Non provo più nulla corporalmente, né sessualmente,
né per mia moglie, né per mio nipote che sta per
nascere. C’è un vuoto terrificante intorno a me e io
stesso sono disperatamente vuoto” » (R. Kuhn R.,
L’analyse existentielle dans l’expérience dépressive, in
“L’Evolution Psychiatrique”, 54, 1989, pp. 557-569).
Mi manca la fede e non potrò mai, quindi, essere un uomo
felice, perché un uomo felice non può avere il timore che la
propria vita sia solo un vagare insensato verso una morte
certa. Non ho ereditato né un Dio né un punto fermo sulla
terra da cui poter attirare l’attenzione di un dio.

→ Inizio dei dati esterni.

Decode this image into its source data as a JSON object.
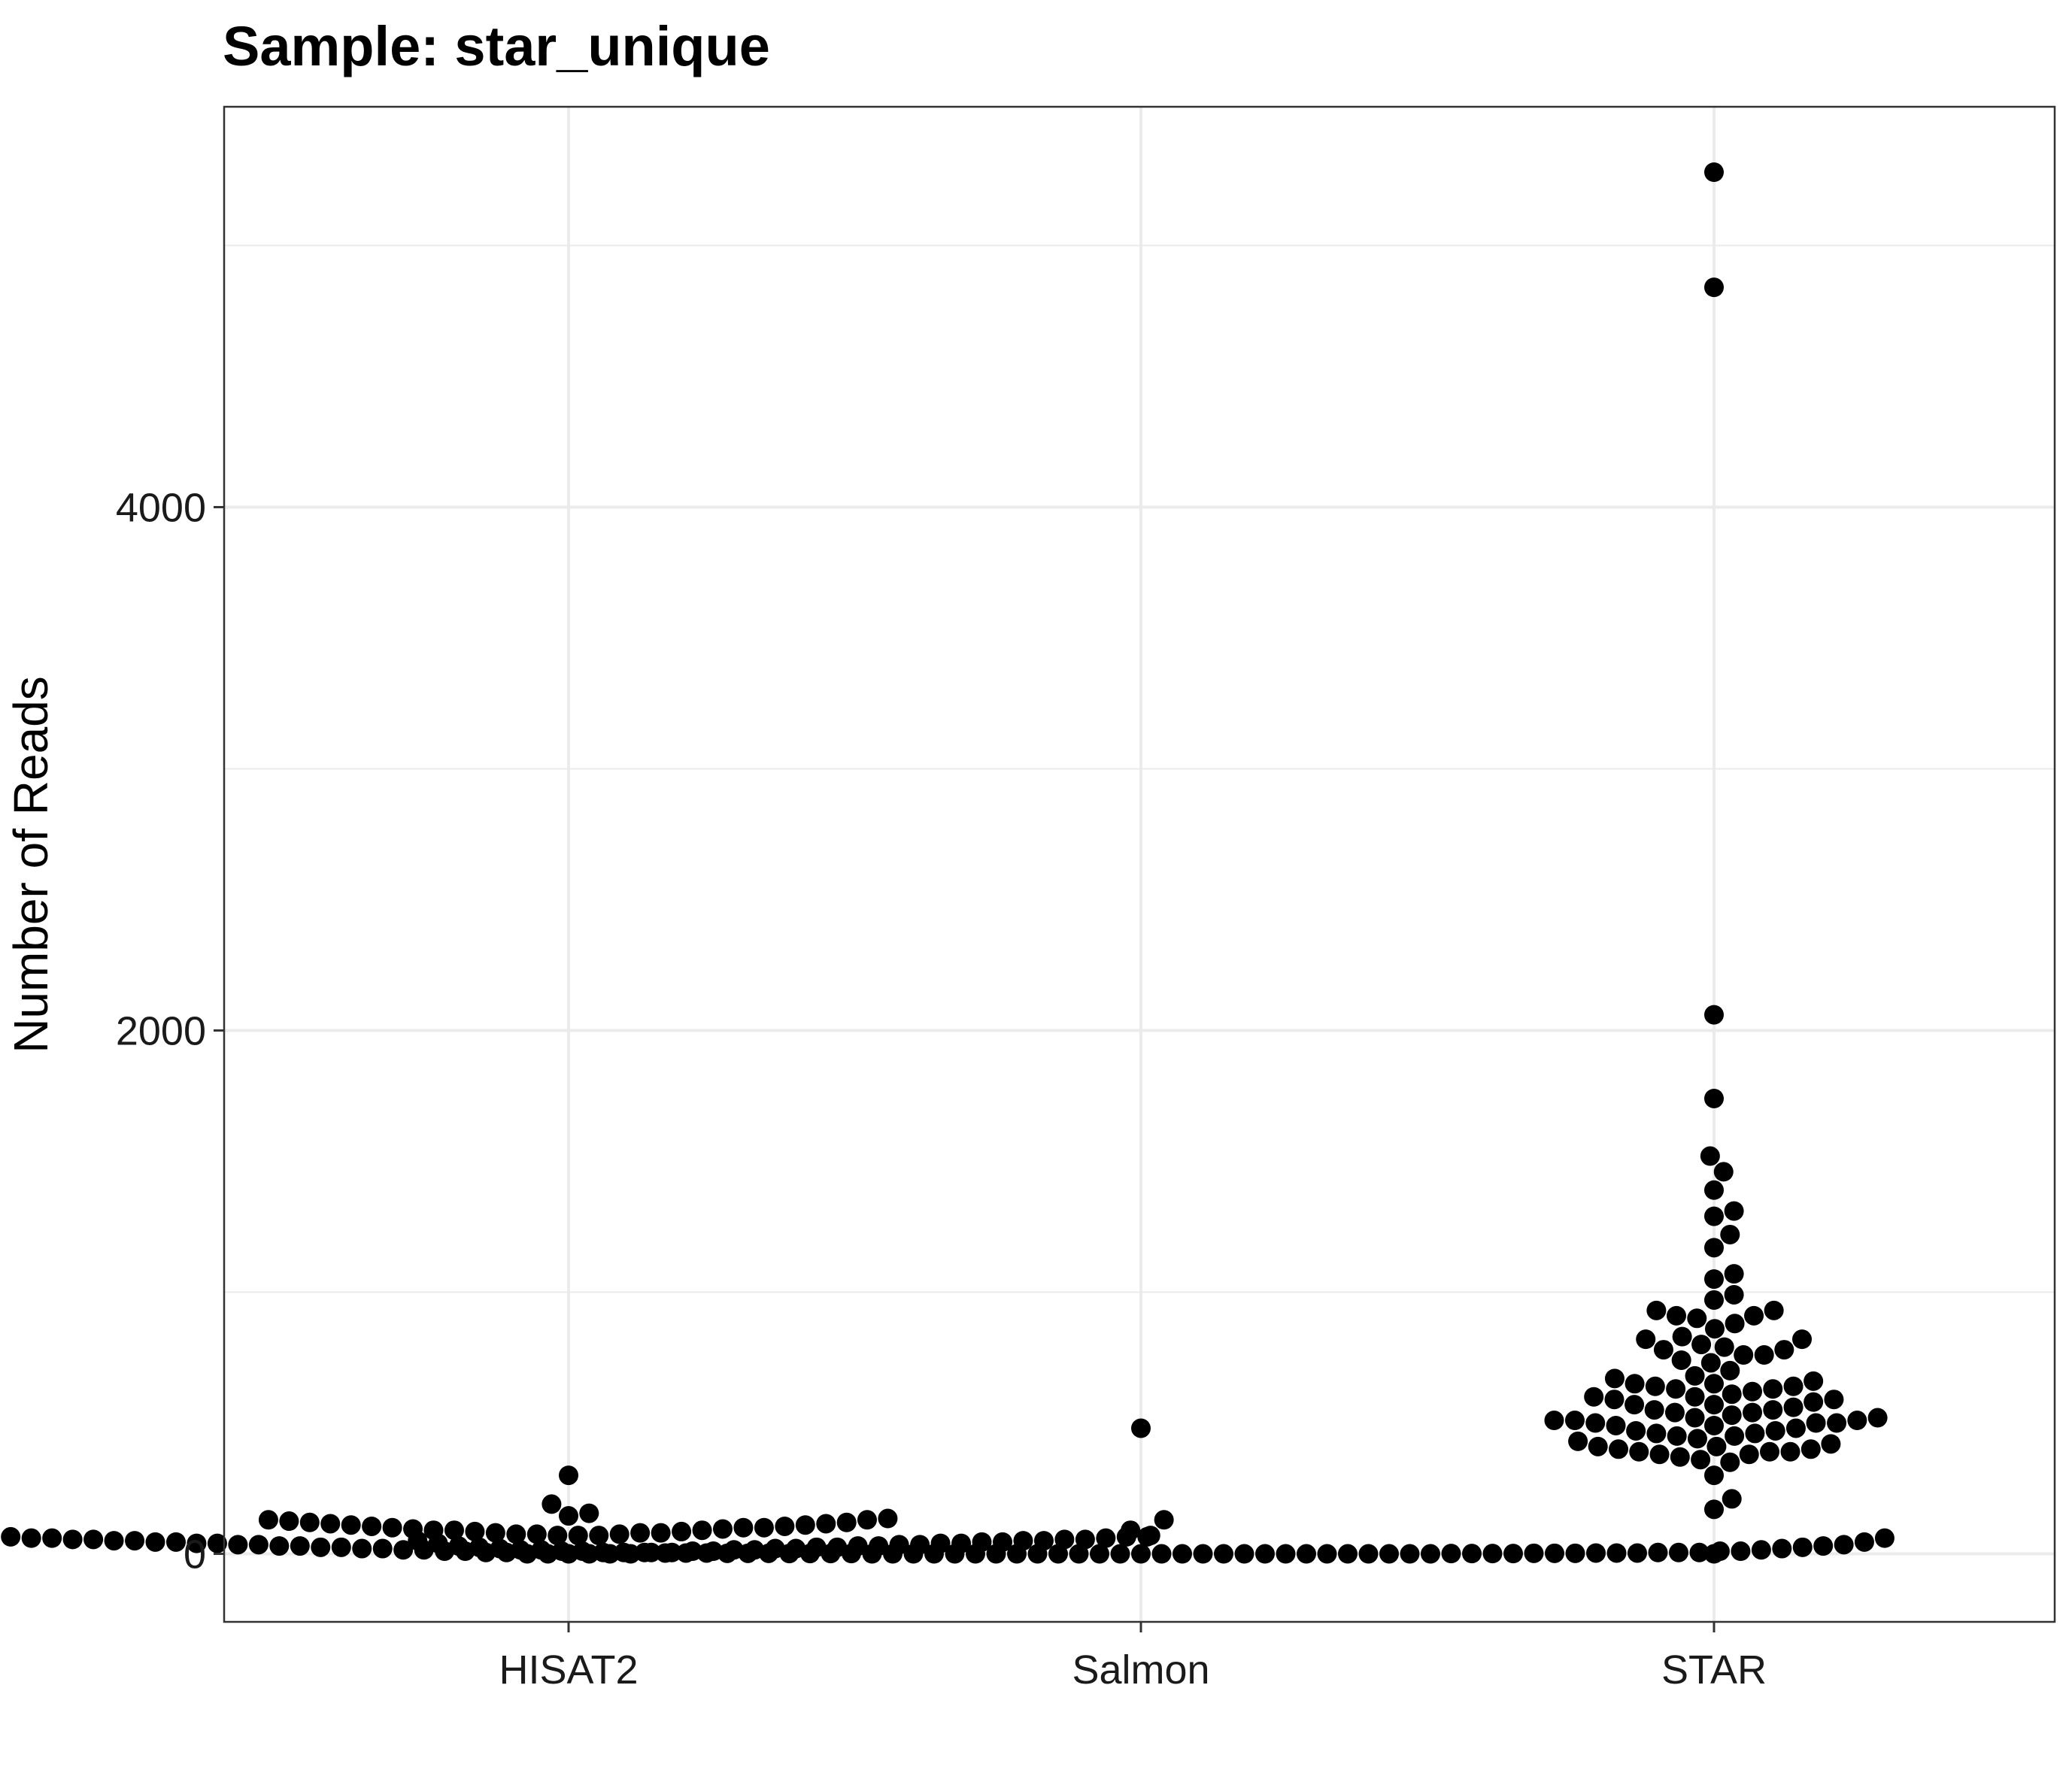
{
  "chart_data": {
    "type": "scatter",
    "title": "Sample: star_unique",
    "xlabel": "",
    "ylabel": "Number of Reads",
    "categories": [
      "HISAT2",
      "Salmon",
      "STAR"
    ],
    "ylim": [
      -260,
      5530
    ],
    "y_ticks": [
      0,
      2000,
      4000
    ],
    "y_minor_ticks": [
      1000,
      3000,
      5000
    ],
    "grid": true,
    "legend": "none",
    "point_color": "#000000",
    "series": [
      {
        "category": "HISAT2",
        "values": [
          300,
          190,
          155,
          145,
          135,
          130,
          130,
          125,
          120,
          120,
          115,
          115,
          110,
          110,
          105,
          105,
          100,
          100,
          100,
          95,
          95,
          90,
          90,
          90,
          85,
          85,
          80,
          80,
          80,
          75,
          75,
          75,
          70,
          70,
          70,
          65,
          65,
          65,
          60,
          60,
          60,
          55,
          55,
          55,
          55,
          50,
          50,
          50,
          50,
          45,
          45,
          45,
          45,
          40,
          40,
          40,
          40,
          35,
          35,
          35,
          35,
          30,
          30,
          30,
          30,
          25,
          25,
          25,
          25,
          20,
          20,
          20,
          20,
          15,
          15,
          15,
          15,
          10,
          10,
          10,
          10,
          5,
          5,
          5,
          5,
          0,
          0,
          0,
          0,
          0,
          0
        ]
      },
      {
        "category": "Salmon",
        "values": [
          480,
          130,
          90,
          70,
          60,
          50,
          45,
          40,
          35,
          30,
          30,
          25,
          25,
          20,
          20,
          15,
          15,
          15,
          10,
          10,
          10,
          10,
          5,
          5,
          5,
          5,
          5,
          5,
          3,
          3,
          3,
          3,
          3,
          3,
          2,
          2,
          2,
          2,
          2,
          2,
          1,
          1,
          1,
          1,
          1,
          1,
          1,
          1,
          0,
          0,
          0,
          0,
          0,
          0,
          0,
          0,
          0,
          0,
          0,
          0,
          0,
          0,
          0,
          0,
          0,
          0,
          0,
          0,
          0,
          0,
          0,
          0,
          0,
          0,
          0,
          0
        ]
      },
      {
        "category": "STAR",
        "values": [
          5280,
          4840,
          2060,
          1740,
          1520,
          1460,
          1390,
          1310,
          1290,
          1220,
          1170,
          1070,
          1050,
          990,
          970,
          930,
          930,
          910,
          910,
          900,
          880,
          860,
          830,
          820,
          820,
          800,
          790,
          780,
          780,
          760,
          760,
          740,
          730,
          700,
          680,
          670,
          660,
          650,
          650,
          640,
          640,
          630,
          630,
          620,
          610,
          600,
          600,
          590,
          590,
          580,
          570,
          570,
          560,
          550,
          550,
          540,
          540,
          530,
          520,
          520,
          510,
          510,
          510,
          500,
          500,
          500,
          490,
          490,
          480,
          470,
          470,
          460,
          460,
          450,
          450,
          440,
          430,
          420,
          410,
          410,
          400,
          400,
          390,
          390,
          390,
          380,
          380,
          370,
          360,
          350,
          300,
          210,
          170,
          0
        ]
      }
    ]
  }
}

Non ho
ereditato nemmeno il ben celato furore dello scettico, il
gusto del deserto del razionalista o l’ardente innocenza
dell’ateo. Non oso dunque gettare pietre sulla donna che
crede in cose di cui io dubito o sul’uomo che venera il suo
dubbio come se non fosse anch’esso circondato dalle
tenebre. Quelle pietre colpirebbero me stesso, perché di una
cosa sono convinto: che il bisogno di consolazione che ha
l’uomo non può essere soddisfatto (S. Dagerman , Il nostro
bisogno di consolazione, tr. it. Iperborea, Milano 2000).